The worker was employed by Silver City Drilling at Ashton Coal mine in 2012. As part of the company’s contract, it was to drill two large diameter surface to seam boreholes for water from longwall operations.
The driller was operating an air rotary hammer drill on August 12, when a ‘large pressure event’ within the borehole occurred. It pushed the rig’s surface casing out of the ground and into contact with the bottom of the drill.
This broke the 5-metre-long air discharge line free from its restraints. The steel pipe travelled upwards and hit the driller’s platform. The force lifted the up the platform and slammed it back down, but the driller came down with his neck across the platform rail guard.

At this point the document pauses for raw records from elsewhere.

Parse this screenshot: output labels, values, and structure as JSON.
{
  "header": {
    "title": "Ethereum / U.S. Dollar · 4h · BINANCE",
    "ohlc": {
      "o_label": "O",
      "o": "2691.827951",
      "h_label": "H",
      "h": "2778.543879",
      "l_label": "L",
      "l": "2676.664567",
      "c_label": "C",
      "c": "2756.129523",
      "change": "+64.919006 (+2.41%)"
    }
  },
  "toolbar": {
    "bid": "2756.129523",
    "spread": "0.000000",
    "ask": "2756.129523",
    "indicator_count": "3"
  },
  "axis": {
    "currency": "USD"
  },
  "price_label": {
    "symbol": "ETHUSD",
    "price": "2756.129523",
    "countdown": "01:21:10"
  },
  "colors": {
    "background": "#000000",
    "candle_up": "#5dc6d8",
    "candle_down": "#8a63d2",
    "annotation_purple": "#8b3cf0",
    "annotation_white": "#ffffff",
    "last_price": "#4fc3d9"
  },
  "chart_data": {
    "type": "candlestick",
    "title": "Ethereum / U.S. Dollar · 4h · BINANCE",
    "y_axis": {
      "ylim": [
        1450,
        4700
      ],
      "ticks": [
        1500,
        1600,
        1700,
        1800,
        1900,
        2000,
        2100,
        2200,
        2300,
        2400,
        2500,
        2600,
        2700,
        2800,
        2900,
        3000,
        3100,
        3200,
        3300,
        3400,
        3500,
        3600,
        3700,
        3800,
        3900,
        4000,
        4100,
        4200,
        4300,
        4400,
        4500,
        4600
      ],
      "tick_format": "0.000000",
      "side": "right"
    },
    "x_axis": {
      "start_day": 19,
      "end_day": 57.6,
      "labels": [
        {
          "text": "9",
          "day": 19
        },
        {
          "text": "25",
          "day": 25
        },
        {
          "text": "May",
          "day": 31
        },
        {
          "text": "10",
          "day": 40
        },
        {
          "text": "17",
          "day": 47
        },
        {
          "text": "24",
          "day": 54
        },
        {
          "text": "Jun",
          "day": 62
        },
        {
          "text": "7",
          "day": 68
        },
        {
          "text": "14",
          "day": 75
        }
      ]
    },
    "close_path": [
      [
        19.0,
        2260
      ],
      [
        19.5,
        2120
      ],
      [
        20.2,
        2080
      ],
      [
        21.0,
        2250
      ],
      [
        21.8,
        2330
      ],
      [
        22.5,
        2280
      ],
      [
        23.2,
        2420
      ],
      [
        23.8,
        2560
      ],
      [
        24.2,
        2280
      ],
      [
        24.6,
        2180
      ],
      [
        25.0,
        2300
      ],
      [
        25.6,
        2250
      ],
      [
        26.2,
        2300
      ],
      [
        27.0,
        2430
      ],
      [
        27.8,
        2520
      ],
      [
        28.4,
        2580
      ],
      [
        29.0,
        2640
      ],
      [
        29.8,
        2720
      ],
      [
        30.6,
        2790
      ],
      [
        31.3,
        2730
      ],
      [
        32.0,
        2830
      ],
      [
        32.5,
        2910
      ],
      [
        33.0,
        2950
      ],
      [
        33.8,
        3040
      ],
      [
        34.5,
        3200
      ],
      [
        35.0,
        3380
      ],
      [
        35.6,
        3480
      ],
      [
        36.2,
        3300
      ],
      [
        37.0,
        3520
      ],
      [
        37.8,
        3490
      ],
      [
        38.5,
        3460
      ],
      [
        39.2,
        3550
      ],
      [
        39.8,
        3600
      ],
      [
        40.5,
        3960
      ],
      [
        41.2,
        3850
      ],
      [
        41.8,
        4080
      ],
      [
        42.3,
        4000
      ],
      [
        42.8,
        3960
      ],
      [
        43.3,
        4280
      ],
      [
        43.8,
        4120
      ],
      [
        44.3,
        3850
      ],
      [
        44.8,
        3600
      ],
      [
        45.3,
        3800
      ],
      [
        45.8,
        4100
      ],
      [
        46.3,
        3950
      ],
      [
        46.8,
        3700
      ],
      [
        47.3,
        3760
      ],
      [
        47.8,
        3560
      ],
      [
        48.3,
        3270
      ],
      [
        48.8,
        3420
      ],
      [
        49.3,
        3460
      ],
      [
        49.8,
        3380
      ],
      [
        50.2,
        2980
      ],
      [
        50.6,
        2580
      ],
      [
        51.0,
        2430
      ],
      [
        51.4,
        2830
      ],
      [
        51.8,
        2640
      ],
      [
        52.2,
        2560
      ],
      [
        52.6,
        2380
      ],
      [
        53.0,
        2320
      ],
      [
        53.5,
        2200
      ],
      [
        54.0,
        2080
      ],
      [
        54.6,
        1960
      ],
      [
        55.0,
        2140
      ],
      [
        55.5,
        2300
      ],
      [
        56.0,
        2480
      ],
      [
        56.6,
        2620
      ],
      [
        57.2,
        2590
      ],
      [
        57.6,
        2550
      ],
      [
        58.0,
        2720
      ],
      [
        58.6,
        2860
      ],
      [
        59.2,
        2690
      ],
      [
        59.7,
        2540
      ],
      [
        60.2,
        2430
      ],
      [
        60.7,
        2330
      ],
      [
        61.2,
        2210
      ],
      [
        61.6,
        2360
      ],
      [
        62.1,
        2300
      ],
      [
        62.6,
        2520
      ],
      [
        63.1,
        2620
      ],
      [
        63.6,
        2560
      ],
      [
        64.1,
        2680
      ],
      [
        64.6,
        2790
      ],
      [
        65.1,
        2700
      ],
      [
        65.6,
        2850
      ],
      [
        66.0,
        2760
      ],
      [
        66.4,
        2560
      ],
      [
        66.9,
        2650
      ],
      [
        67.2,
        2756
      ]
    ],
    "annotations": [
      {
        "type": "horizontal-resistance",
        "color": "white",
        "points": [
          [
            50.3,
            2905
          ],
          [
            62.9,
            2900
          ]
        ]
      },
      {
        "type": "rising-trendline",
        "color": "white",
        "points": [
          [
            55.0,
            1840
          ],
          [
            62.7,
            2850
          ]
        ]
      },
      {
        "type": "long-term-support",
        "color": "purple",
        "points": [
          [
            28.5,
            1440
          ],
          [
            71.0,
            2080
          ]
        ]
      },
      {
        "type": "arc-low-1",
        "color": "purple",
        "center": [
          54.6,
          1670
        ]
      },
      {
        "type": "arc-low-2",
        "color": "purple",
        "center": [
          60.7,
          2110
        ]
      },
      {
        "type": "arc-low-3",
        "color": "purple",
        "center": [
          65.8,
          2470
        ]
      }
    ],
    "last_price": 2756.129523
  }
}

He suffered multiple injuries, including a break in the spinal column at two vertebra sites, a severed artery and severe lacerations on his head.
The man injuries will permanently incapacitate him.
An investigation has now been undertaken by the NSW Department of Trade, which found that discussions had been held the same day about the level of water in the borehole, which had been the source of drilling delays as water was pumped from the bore in days prior.
The report says there were suggestions to change the drilling method to rotary mud, but they had not been put in place.
The weighted, water-based rotary mud rig was considered a safer method of drilling than compressed air. Tragically, despite the concerns, the rotary air hammer drilling method was kept in place and resulted in the incident.
Other contributing factors identified in the report include; insufficient installation depth of the conductor; excessive water in the borehole; poor layout of the air discharge line and drill pad, such that the line passed under the drill platform; failure to use the mud drilling alternative; poor risk management processes in planning and response to growing risks.
Investigators found the air discharge line had been modified to redirect waste water and tailings into an excavated dam. This was done by attaching a 90-degree elbow joint and taping a spade to the end of the discharge pipe to direct the flow downwards.
This modification forced the pressure upwards rather than backwards, resulting in the pipe striking the driller’s platform.